The main objective of the course is to provide students with the necessary statistical tools to answer such questions by introducing a range of statistical models and methods. The course will focus on applied aspects of econometrics, as opposed to theoretical aspects. We will use data from surveys and experiments that are designed to answer the questions above. The course is designed to target students who intend to conduct empirical analysis during their undergraduate and graduate study programs.
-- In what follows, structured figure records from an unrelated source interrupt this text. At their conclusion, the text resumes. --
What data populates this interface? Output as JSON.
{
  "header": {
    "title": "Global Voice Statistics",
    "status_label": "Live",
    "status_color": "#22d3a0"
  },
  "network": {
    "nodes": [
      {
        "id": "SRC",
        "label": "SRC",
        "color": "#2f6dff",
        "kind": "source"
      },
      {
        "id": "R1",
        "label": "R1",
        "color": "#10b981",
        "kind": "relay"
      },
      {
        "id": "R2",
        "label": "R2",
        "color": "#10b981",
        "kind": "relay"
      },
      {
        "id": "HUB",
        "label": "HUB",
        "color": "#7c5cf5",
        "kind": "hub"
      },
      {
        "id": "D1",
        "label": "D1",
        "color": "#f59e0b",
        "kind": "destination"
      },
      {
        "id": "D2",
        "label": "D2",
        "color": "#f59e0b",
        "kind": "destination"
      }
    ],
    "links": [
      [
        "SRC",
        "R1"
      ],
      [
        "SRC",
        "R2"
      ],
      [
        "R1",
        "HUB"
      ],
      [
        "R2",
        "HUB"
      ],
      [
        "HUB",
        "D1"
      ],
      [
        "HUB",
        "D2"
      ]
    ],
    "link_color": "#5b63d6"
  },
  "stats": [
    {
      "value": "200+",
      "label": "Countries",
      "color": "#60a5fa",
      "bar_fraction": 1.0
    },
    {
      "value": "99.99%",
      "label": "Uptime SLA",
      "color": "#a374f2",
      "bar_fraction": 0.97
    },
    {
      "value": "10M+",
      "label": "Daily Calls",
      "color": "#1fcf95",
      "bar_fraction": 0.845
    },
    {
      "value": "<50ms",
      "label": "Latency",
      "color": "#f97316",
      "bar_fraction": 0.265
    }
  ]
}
The course will focus on various applications of basic regression models. Throughout the course emphasis will be placed on the qualitative and quantitative understanding of statistical models. That is, how can you translate a qualitative research question into a quantitative model and make inferences? A recurring theme during the course is the distinction between correlation and causation. Despite this simple distinction much of the difficulty in econometrics stems from the desire to make causal inferences from observational data. 
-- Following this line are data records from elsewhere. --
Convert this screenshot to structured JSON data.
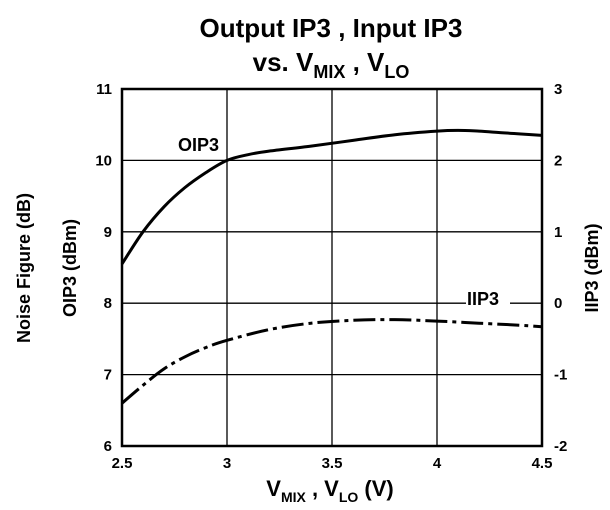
{
  "chart_data": {
    "type": "line",
    "title": {
      "line1": "Output IP3 , Input IP3",
      "line2_prefix": "vs. V",
      "line2_sub1": "MIX",
      "line2_mid": " , V",
      "line2_sub2": "LO"
    },
    "xlabel": {
      "v1": "V",
      "sub1": "MIX",
      "mid": " , V",
      "sub2": "LO",
      "suffix": " (V)"
    },
    "ylabel_left": {
      "line1": "Noise Figure (dB)",
      "line2": "OIP3 (dBm)"
    },
    "ylabel_right": "IIP3 (dBm)",
    "xlim": [
      2.5,
      4.5
    ],
    "ylim_left": [
      6,
      11
    ],
    "ylim_right": [
      -2,
      3
    ],
    "x_ticks": [
      "2.5",
      "3",
      "3.5",
      "4",
      "4.5"
    ],
    "y_ticks_left": [
      "6",
      "7",
      "8",
      "9",
      "10",
      "11"
    ],
    "y_ticks_right": [
      "-2",
      "-1",
      "0",
      "1",
      "2",
      "3"
    ],
    "grid": true,
    "series": [
      {
        "name": "OIP3",
        "axis": "left",
        "style": "solid",
        "x": [
          2.5,
          2.6,
          2.7,
          2.8,
          2.9,
          3.0,
          3.1,
          3.2,
          3.4,
          3.6,
          3.8,
          4.0,
          4.1,
          4.2,
          4.3,
          4.4,
          4.5
        ],
        "y": [
          8.55,
          9.0,
          9.35,
          9.62,
          9.83,
          10.0,
          10.08,
          10.13,
          10.2,
          10.28,
          10.36,
          10.41,
          10.42,
          10.41,
          10.39,
          10.37,
          10.35
        ]
      },
      {
        "name": "IIP3",
        "axis": "right",
        "style": "dashed",
        "x": [
          2.5,
          2.6,
          2.7,
          2.8,
          2.9,
          3.0,
          3.2,
          3.4,
          3.6,
          3.8,
          4.0,
          4.2,
          4.4,
          4.5
        ],
        "y": [
          -1.4,
          -1.15,
          -0.92,
          -0.75,
          -0.62,
          -0.52,
          -0.37,
          -0.28,
          -0.24,
          -0.23,
          -0.25,
          -0.28,
          -0.31,
          -0.33
        ]
      }
    ]
  }
}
Description of the teaching methods
The course is based on a blended learning approach with a combination of PC-based lectures and exercise classes as well as online teaching using pre-recorded videos on selected topics and assignments. The course is split evenly between lectures and exercises.

The statistical models and methods are presented and discussed in class, as well as survey and experimental data to illustrate the quantitative methods. We will use the statistical software program Stata to estimate the statistical models, which is a professional tool used by many government agencies and private companies.
Guest lecturers may be invited to discuss empirical examples of their own work that are relevant to the topics that we discuss in class.
Feedback during the teaching period
The course seeks to offer feedback whenever possible. Lectures and exercise classes provide opportunities for questions and discussions and students are also encouraged to make use of staff office hours for further feedback
Student workload
Preparation / exam 170 hours
Lectures 24 hours
Exercises 24 hours
Expected literature

Stock, J. H. and Watson, M., Introduction to Econometrics, Global Edition, 4th edition (Pearson Education, 2019)


 The textbook is supplemented with a few scientific articles that are relevant to some of the course examples.